Question

'Can someone give me a direction on how to draw a figure like this one of dinucleotide frequency distribution pattern of genomes'?

0

Entering edit mode

3.7 years ago

schlogl ▴ 180

I would like to get some figures like that! Anyone here could help me with some tips?

PS- R or Python.

Thank you by your time.

enter image description here

plots • 1.9k views

ADD COMMENT • link updated 3.7 years ago by Dunois ★ 2.9k • written 3.7 years ago by schlogl ▴ 180

1

Entering edit mode

Could you possibly edit the title to read something like 'Can someone give me a direction on how to draw a figure like this one of dinucleotide frequency distribution pattern of genomes'? I think other people would benefit by being able to better find this thread as the search features won't be able to extract it from the image you posted.

ADD REPLY • link 3.7 years ago by Wayne ★ 2.1k

1

Entering edit mode

@Wayne I will do that! Thank you for your attention. Paulo

ADD REPLY • link 3.7 years ago by schlogl ▴ 180

score 8 · Accepted Answer · 2021-12-16

I think I was able to recreate this genome dinucleotide frequency plot in R (more or less). Here is a full working example that you should be able to mess around with yourself. (There is a brief explanation after the code block.)

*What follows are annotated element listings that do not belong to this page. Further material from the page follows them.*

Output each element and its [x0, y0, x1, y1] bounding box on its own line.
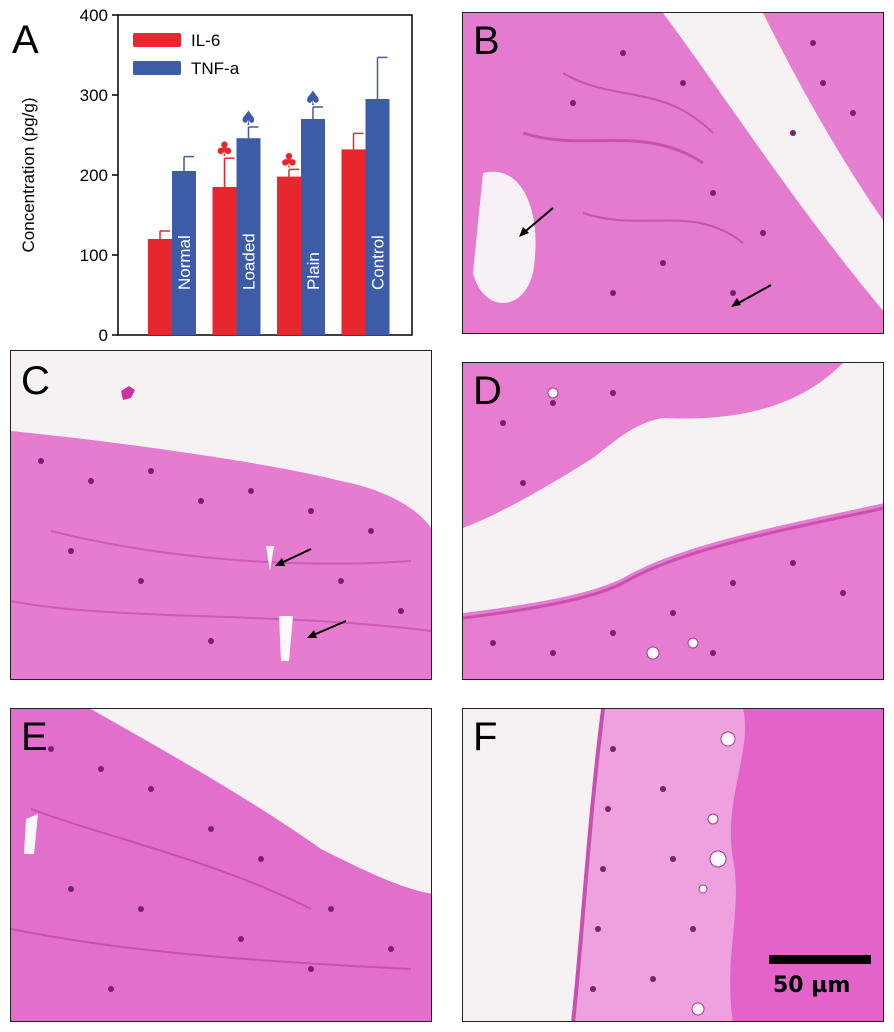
bar-tnf-a-plain	[301, 119, 325, 335]
significance-marker: ♣	[216, 137, 234, 161]
micrograph-b: B	[462, 12, 884, 334]
scale-bar-label: 50 µm	[773, 973, 851, 998]
bar-il-6-control	[341, 149, 366, 335]
y-tick-label: 0	[99, 326, 108, 345]
micrograph-e: E	[10, 708, 432, 1022]
panel-label-a: A	[12, 18, 39, 62]
significance-marker: ♠	[240, 106, 258, 130]
legend-swatch-tnf-a	[133, 61, 181, 75]
category-label-plain: Plain	[304, 252, 323, 290]
y-tick-label: 300	[80, 86, 108, 105]
bar-tnf-a-control	[365, 99, 390, 335]
y-tick-label: 100	[80, 246, 108, 265]
panel-label-c: C	[21, 359, 50, 403]
bar-il-6-normal	[148, 239, 172, 335]
legend-label-il-6: IL-6	[191, 31, 220, 50]
bar-tnf-a-normal	[172, 171, 196, 335]
micrograph-f: F 50 µm	[462, 708, 884, 1022]
y-axis-title: Concentration (pg/g)	[19, 98, 38, 253]
y-tick-label: 400	[80, 6, 108, 25]
legend-swatch-il-6	[133, 33, 181, 47]
y-tick-label: 200	[80, 166, 108, 185]
panel-label-f: F	[473, 715, 498, 759]
micrograph-c: C	[10, 350, 432, 680]
micrograph-d: D	[462, 362, 884, 680]
panel-label-b: B	[473, 19, 500, 63]
significance-marker: ♠	[304, 86, 322, 110]
cytokine-bar-chart: 0 100 200 300 400 Concentration (pg/g) Normal ♣…	[19, 6, 413, 345]
bar-tnf-a-loaded	[236, 138, 261, 335]
bar-il-6-plain	[277, 176, 301, 335]
panel-label-d: D	[473, 369, 502, 413]
category-label-loaded: Loaded	[240, 233, 259, 290]
significance-marker: ♣	[280, 148, 298, 172]
bar-il-6-loaded	[212, 187, 237, 335]
legend-label-tnf-a: TNF-a	[191, 59, 240, 78]
category-label-normal: Normal	[175, 235, 194, 290]
scale-bar	[769, 955, 871, 964]
category-label-control: Control	[369, 235, 388, 290]
panel-label-e: E	[21, 715, 48, 759]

Here's what my version of this plot looks like:

And here's the R code.

#--------

#AUXILIARY FUNCTIONS.

#Probabilities for the bases.
rprobs <- function(n = 4){
  x <- runif(n)
  x <- x/sum(x)
  return(x)
}

#Genome simulator
genosim <- function(genlen = 1000){

  genome <- paste0(sample(c("A", "T", "G", "C"), size = genlen, replace = TRUE, prob = rprobs(4)), collapse = "")

  return(genome)
}


#Dinucleotide simulator.
dinucsim <- function(genomelen = 1000){

  #Simulating a genome.
  mygenome <- genosim(genlen = genomelen)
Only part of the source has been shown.